Unlike some non-traditional art exhibits which merely open a space and let artists throw things on the wall willy-nilly, Caveney carefully curates his shows at The Garage, selecting both the artists and the works to reflect a particular theme. For his August 2010 show, “Becoming the Animal,” he put out a call to local artists working on pieces that explored the connection between humans and animals, including works that metaphorically dealt with evolution. Not all the Garage shows are themed, Caveney said, and not all of them are multi-artist; he’s done one-person shows too. “We might have a local artist who wants to experiment with the space, and they can jump in with an installation,” he explained.
One form of outreach Caveney has experimented with is a live Skype computer link so even an out-of-town artist — or, as in his August show, a local artist who was on vacation at the time — can communicate directly in real time with the people viewing her work. “That’s another way an artist can get involved in the process and get direct feedback,” he said. “I’ve sent stuff to a lot of shows where I didn’t have any communication or any idea how it went over. On the computer, the artist can talk to people and get their undivided attention, which isn’t always possible in a live show.”
The shows he has scheduled for September and October illustrate both types. The September 18 show is called “Songs of Flesh and Blood,” which Caveney said is “all about the body as cultural identity, internal and external.” In October — he hasn’t set the exact date yet — he’ll be presenting a one-woman show with artist Barbara Goldsand of the Art Meets Fashion group (http://www.artmeetsfashion.org),who has an interesting pair of professions: artist and registered nurse.
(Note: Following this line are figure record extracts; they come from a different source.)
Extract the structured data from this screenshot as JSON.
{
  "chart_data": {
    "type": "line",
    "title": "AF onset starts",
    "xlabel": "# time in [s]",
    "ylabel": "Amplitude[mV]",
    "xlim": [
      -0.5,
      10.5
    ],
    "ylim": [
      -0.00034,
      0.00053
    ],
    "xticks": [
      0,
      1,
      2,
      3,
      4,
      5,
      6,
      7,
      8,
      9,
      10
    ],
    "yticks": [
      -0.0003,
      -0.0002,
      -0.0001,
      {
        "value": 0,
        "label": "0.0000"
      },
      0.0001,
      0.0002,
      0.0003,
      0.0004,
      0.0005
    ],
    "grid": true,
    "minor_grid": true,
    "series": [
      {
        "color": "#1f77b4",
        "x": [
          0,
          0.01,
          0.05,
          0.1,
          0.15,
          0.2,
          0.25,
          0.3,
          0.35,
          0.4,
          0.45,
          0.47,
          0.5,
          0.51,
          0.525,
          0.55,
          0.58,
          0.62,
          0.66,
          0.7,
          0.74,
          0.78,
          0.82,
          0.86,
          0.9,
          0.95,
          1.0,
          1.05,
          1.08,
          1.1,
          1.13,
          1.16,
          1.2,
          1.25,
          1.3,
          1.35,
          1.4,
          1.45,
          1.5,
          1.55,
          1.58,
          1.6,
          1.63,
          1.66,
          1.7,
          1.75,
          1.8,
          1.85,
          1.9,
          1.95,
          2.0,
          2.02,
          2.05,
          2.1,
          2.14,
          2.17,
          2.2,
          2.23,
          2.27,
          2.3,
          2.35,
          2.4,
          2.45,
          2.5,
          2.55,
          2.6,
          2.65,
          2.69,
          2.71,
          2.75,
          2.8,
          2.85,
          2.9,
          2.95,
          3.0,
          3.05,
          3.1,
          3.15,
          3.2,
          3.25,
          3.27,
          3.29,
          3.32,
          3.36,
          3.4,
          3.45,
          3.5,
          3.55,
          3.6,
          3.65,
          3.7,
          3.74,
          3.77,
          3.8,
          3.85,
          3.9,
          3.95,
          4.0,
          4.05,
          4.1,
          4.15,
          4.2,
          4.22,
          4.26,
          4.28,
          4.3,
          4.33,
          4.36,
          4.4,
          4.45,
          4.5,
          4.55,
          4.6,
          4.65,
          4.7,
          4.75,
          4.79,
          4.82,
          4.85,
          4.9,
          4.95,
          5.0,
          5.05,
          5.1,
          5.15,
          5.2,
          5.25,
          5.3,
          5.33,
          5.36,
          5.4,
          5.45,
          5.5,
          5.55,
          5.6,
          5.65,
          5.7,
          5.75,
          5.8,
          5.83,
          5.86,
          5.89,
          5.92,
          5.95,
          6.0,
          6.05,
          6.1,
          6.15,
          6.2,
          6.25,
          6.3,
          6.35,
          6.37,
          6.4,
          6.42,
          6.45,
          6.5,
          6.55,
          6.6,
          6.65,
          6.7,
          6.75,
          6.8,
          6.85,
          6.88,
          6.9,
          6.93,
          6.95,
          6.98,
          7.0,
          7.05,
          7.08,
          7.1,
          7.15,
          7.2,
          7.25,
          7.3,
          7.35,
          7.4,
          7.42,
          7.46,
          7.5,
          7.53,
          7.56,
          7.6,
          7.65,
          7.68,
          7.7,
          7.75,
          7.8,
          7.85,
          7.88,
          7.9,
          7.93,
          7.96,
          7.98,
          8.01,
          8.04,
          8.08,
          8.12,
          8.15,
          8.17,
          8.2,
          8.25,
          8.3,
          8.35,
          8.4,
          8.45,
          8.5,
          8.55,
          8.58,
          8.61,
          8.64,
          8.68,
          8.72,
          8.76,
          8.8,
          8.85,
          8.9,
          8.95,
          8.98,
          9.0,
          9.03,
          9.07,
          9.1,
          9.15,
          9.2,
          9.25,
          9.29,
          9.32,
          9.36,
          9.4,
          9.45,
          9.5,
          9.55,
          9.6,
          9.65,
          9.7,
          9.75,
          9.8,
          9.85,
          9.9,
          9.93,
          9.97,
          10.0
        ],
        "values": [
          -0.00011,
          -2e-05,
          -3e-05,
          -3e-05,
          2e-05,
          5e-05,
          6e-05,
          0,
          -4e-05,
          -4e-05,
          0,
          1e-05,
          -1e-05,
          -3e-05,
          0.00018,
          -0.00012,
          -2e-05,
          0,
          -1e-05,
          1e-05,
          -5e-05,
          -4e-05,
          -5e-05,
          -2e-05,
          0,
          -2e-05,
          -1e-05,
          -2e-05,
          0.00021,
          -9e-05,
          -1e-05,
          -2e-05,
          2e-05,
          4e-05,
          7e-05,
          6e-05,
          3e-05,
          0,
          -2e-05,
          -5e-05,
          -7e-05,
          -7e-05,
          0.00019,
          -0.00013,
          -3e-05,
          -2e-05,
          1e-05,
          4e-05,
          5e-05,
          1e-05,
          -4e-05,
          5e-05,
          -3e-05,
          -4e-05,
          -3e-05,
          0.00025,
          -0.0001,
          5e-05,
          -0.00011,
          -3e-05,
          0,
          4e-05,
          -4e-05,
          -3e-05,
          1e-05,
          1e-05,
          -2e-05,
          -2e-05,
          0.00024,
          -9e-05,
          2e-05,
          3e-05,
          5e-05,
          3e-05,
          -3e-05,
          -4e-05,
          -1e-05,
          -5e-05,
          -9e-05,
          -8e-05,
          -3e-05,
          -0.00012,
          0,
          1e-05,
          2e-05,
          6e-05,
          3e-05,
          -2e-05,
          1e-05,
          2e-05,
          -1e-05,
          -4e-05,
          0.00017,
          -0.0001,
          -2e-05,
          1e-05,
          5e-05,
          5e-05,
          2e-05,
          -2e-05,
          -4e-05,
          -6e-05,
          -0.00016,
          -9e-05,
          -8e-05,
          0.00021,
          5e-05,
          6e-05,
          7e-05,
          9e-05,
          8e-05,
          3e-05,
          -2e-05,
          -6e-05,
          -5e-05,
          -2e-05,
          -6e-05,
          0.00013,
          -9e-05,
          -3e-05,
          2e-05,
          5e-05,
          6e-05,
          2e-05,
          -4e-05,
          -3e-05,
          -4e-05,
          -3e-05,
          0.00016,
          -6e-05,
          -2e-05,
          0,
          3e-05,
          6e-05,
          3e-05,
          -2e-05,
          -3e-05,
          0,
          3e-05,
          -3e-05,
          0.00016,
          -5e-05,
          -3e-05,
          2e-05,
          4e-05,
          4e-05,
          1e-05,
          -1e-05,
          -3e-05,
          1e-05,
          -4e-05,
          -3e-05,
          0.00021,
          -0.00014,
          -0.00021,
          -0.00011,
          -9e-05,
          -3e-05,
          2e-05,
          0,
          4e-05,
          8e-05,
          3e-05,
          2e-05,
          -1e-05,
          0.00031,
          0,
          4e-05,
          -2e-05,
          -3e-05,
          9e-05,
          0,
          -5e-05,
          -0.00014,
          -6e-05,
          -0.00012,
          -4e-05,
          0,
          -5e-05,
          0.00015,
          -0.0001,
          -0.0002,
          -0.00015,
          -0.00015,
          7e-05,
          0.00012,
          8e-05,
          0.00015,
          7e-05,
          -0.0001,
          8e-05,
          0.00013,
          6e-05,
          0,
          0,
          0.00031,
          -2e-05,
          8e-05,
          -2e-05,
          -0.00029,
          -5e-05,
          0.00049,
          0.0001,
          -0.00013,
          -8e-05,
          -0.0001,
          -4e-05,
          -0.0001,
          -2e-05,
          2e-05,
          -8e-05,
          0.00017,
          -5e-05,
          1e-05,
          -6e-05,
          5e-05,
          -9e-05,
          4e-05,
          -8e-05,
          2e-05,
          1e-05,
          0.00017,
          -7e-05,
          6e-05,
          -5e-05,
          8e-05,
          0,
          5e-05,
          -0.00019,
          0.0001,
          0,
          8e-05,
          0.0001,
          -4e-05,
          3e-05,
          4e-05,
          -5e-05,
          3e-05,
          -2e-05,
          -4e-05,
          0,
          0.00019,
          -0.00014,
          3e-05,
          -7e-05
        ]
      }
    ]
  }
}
Asked if anyone else has done similar shows, Caveney said, “Not with this consistency. There’ve been shows utilizing alternative spaces temporarily, but because I live upstairs and have the garage as part of the mortgage, I can do this consistently. Eric Wong in Los Angeles [http://ericwong.traspace.org] would set up shows on the top floor of a hotel and take a room. He’s also done shows at Sushi. He’s a great model for me in terms of looking for alternative space. The drawback is the responsibility. I have to deal with the artist at some level. We’ve had great turnouts and we’ve had poor turnouts. When the artist shows at The Garage, they’re buying into the model, and it’s not the typical model.”
One thing The Garage isn’t is a moneymaker, Caveney readily admitted. Though some of the artists who exhibit at The Garage have actually sold works from it, “that’s not an objective, and it doesn’t make that big a difference,” Caveney said. “This is not a commercial model; it’s an extension of my own creative work. We want to experiment with the space and explore some ideas.” He’s already got The Garage booked until the end of 2011 — though he concedes that his mortgage is “upside down” and he might lose the space along with the condo he and his wife Karen live in above it — and though he usually runs his shows in the early evening (6 to 9 p.m. or 7 to 10 p.m.), he might experiment with earlier hours, like 11 a.m. to 5 p.m. to see if that creates “a more leisurely experience” than a formal art opening.
According to Caveney, The Garage “has its own life” because it meets a need artists, like other creative people, have to reach an audience. Though most of the people who visit are either his friends or people who’ve been attracted by the posters he puts up throughout North Park and Hillcrest, he’ll also call out to neighbors and others just walking by and ask them to come over and look at the work. “It’s innate for all of us to want to show what we’re doing,” Caveney said — and for him The Garage is an elegantly simple way for him and other artists to do just that.